Rasulullah menangis, air matanya menetes sembari memandang ke langit dan tersenyum. Lalu membuang pandangannya ke samping seraya menutup mata dengan telapak tangannya. Para sahabat yang melihat kejadian itu terheran-heran lantas bertanya kepada Rasulullah, “mengapa engkau menangis di pusara Julaibib?” tanya salah seorang sahabat.
“Aku menangis karena mengingat Julaibib. Hari ini dia memintaku merestuinya untuk menikah. Seharusnya saat ini dia tengah bahagia bersama istrinya dan menantikan malam pertama, malam yang di tunggu oleh para pengantin. Namun, hari ini juga ia telah tiada,” jawab Rasulullah.
“Lantas mengapa engkau menengadah dan tersenyum?” tanya salah seorang sahabat.
“Aku menengadah karena terlihat para bidadari turun dari langit untuk menjemput Julaibib,” jawab Rasulullah.
“Tapi mengapa lantas engkau membuang pandangan ke samping?”
“Bidadari yang menjemput Julaibib begitu banyak. Mereka saling berebut, ada yang meraih tangannya dan ada pula yang meraih kakinya. Sehingga salah satu dari bidadari itu tersingkap kakinya dan terlihat betisnya,” jawab Rasulullah.
Itulah akhir perjalan Julaibib. Julaibib menutup lembaran- lembaran amalnya dengan mati syahid di jalan Allah. Sepeninggal Julaibib, istrinya itu menjadi seorang yang sangat kaya raya di kalangan kaum Anshar. Doa Rasulullah yang di lantunkan untuknya dijawab oleh Allah sebagimana Rasulullah mendoakannya ketika menerima lamarannya atas Julaibib. Dengan jalan sebab doa Rasulullah inilah ia mendapat keberkahan dalam hidupnya.
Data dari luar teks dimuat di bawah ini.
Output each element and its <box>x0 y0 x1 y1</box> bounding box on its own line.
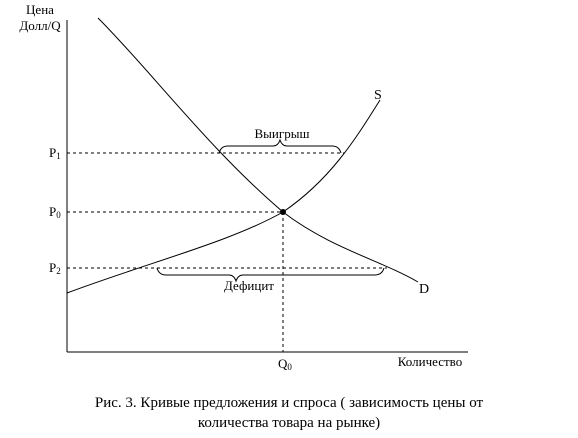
q0-label: Q0 <box>278 356 292 372</box>
y-axis-label-line2: Долл/Q <box>19 18 61 33</box>
x-axis-label: Количество <box>398 354 462 369</box>
demand-curve <box>97 17 419 283</box>
surplus-brace <box>218 138 342 154</box>
p1-label: P1 <box>49 145 61 161</box>
equilibrium-point <box>280 209 286 215</box>
y-axis-label-line1: Цена <box>26 2 54 17</box>
deficit-brace <box>156 267 385 283</box>
supply-curve-label: S <box>374 88 382 103</box>
figure-caption-line-1: Рис. 3. Кривые предложения и спроса ( за… <box>94 395 484 411</box>
p2-label: P2 <box>49 260 61 276</box>
p0-label: P0 <box>49 204 61 220</box>
surplus-label: Выигрыш <box>255 126 310 141</box>
deficit-label: Дефицит <box>224 278 274 293</box>
demand-curve-label: D <box>419 282 429 297</box>
figure-caption-line-2: количества товара на рынке) <box>197 415 381 431</box>
supply-curve <box>66 99 381 294</box>
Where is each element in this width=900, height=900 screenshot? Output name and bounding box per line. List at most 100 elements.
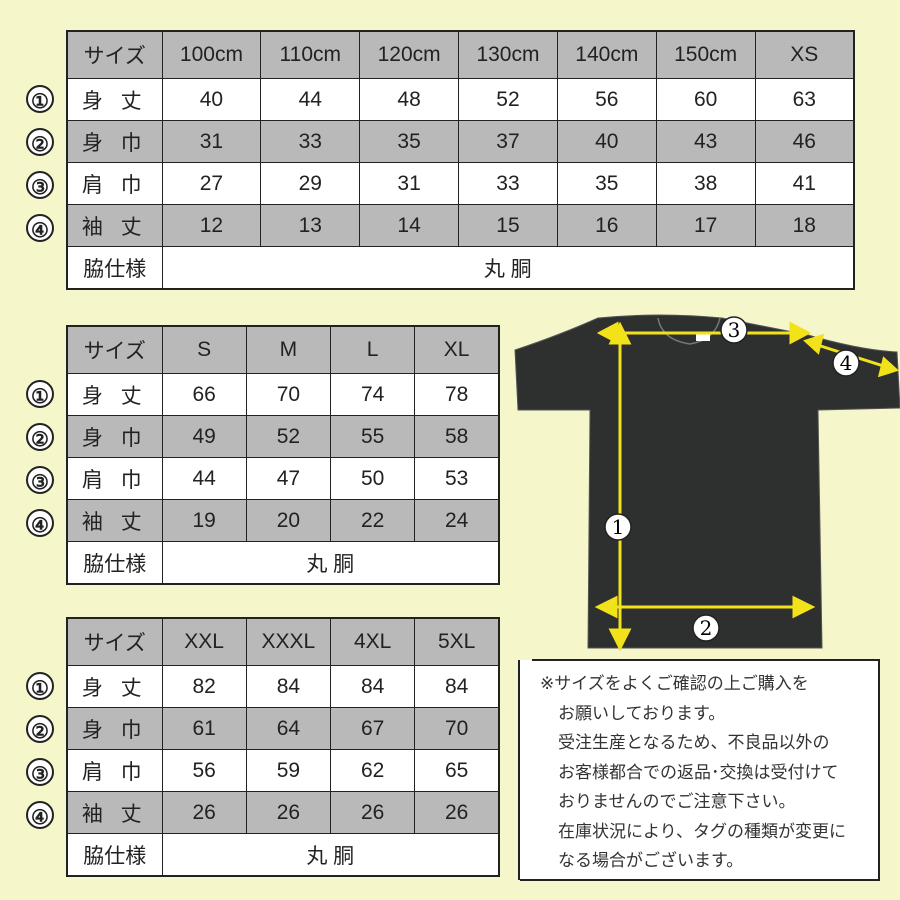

Pada kisah ini kita belajar tentang cinta. Sebaik-baiknya cinta yang Islam ajarkan ialah cinta yang mengedepankan taat serta agama. Bagi Allah tiada sulit untuk menyatukan hambanya. tidak hanya menyatukan manusia, menyatukan laut yang berbeda rasapun Allah SWT sanggup.
Referensi:
LC, Arum. 2016. Jatuh Cinta Tak Pernah Salah. Jakarta: Qultum Media.
Suwiknyo, Dwi, dkk. 2016. Ya Allah Izinkan Kami Menikah. Yogyakarta: Huta Parhapuran.
Santana, Purnama N. 2017. Strategi Menjemput Jodoh. Jakarta: Elex Media Komputindo.
Abdullah, Fida’. 2021. Al-Quran Hadist. Jakarta: Bumi Aksara.
Anisa, Rusi. 2021. Berkenalan Dengan Cinta Hingga Menemukan Hikmah Di Dalamnya. Bandung: GUEPEDIA.